Thanks to my sister, I scored a free ticket to the Philadelphia Opera Company's Wednesday evening performance of The Abduction from the Seraglio, presented at the Academy of Music. I had a very good time, but, then, I had a very good time at the Met's HD broadcast of Götterdämmerung a couple weekends ago, and I am informed by a reliable source that the production was a mess, with hasty conducting and an embarrassing, "pitchy" Brünnhilde in the person of Deborah Voigt.
OK, America, now you know: my reactions to opera are unreliable. I never claimed to be an expert, but, since experts never seem to have a good time at the opera, I can't understand why anyone would aspire to expertise. In this case, ingorance is indeed bliss. Or maybe complaining is part of the fun. Who knows?

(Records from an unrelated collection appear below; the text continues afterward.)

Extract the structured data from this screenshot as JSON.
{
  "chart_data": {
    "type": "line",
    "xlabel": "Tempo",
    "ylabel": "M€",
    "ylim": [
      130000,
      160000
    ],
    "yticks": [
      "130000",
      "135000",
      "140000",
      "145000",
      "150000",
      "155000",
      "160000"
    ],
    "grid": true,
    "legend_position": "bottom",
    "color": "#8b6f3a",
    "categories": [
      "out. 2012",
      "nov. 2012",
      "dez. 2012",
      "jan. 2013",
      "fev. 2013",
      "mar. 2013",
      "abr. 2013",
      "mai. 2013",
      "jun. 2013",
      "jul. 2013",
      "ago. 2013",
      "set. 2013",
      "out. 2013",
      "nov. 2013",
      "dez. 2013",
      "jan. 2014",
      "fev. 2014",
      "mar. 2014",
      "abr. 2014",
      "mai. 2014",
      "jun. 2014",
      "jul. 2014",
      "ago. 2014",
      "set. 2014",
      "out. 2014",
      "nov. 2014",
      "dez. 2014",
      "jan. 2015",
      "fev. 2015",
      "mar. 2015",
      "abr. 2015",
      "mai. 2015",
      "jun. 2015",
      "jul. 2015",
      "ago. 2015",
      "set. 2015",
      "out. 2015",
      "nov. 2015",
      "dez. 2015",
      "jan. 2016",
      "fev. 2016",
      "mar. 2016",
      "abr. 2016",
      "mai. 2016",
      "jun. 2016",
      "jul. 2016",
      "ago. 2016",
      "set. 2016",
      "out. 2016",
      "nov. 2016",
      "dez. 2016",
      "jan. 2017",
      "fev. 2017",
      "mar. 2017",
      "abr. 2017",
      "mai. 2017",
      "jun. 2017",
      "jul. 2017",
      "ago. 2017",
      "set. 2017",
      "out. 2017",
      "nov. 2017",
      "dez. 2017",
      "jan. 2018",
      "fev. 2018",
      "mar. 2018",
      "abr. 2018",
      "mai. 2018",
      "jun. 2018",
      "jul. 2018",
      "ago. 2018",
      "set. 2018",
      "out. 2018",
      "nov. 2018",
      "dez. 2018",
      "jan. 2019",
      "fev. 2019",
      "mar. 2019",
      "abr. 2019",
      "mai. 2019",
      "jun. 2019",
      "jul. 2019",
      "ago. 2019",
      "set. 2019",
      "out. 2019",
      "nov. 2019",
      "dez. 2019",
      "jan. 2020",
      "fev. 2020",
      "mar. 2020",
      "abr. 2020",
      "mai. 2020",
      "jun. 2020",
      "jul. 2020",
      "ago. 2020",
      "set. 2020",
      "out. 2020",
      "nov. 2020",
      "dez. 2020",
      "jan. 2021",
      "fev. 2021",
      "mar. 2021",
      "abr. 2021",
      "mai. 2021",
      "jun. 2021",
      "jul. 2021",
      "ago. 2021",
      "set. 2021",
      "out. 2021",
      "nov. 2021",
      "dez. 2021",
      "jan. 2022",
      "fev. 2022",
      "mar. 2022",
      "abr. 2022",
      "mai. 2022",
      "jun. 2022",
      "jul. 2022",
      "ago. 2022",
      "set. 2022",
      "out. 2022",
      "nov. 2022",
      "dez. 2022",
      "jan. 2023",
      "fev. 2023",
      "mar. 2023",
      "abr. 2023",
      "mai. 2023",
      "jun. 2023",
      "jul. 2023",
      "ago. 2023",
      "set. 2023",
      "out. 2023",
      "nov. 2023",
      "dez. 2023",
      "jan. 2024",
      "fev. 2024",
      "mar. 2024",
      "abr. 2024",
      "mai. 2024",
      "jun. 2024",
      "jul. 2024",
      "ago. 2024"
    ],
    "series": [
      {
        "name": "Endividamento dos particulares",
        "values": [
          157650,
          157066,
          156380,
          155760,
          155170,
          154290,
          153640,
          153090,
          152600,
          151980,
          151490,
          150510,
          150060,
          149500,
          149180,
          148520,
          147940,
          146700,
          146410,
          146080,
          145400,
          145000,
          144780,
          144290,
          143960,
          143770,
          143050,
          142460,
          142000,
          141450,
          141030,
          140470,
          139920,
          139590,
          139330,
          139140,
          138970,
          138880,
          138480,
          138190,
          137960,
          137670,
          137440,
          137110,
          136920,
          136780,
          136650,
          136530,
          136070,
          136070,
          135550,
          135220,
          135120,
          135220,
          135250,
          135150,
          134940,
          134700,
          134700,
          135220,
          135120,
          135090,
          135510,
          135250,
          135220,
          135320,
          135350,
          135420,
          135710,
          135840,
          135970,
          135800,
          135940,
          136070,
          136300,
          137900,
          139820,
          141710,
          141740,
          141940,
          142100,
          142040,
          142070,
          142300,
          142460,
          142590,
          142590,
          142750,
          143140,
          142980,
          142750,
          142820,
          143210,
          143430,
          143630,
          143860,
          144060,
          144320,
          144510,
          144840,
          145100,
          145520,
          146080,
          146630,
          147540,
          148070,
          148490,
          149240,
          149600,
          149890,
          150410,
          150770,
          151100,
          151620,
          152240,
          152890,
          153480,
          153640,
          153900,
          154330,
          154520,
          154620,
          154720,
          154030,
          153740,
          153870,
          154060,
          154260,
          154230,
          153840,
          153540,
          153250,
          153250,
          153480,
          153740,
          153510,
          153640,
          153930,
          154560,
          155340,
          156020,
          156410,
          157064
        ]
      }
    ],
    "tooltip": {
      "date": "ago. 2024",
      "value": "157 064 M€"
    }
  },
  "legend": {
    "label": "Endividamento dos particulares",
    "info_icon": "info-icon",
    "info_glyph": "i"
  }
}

I am also informed by this same source that there is, in fact, no ideal recording of the Ring cycle. She didn't say so in so many words, but that appears to be the subtext of her comments online. To be sure, each one has its strengths. Some are well-sung, some are well-recorded in sumptuous stereo-sound, some have fine orchestral playing, and some are "well-conducted" (though I'm having trouble imaging just why the conducting would make a difference if the singers, the orchestra, and the sound quality are no good), but none combines all of these qualities in a single package. The trick to purchasing complete Ring, she informs me, is to figure out which of these qualities means the most to you, and make your decision accordingly. The bottom line is that you spend $150 to $175 on a set of 15 CDs, and it's essentially a crap shoot. The real Ring snobs spend thousands to get them all, which earns them the right to tell you which ones to avoid.
One thing is for certain, and that is the recording I have decided upon — based largely on reputation and price — is not to be borne. Fair enough. But I figure if it doesn't have outstanding singing, conducting, or playing, it has all of them to at least a middling degree, and for something I'm going to listen to at most once every five years, that's probably enough.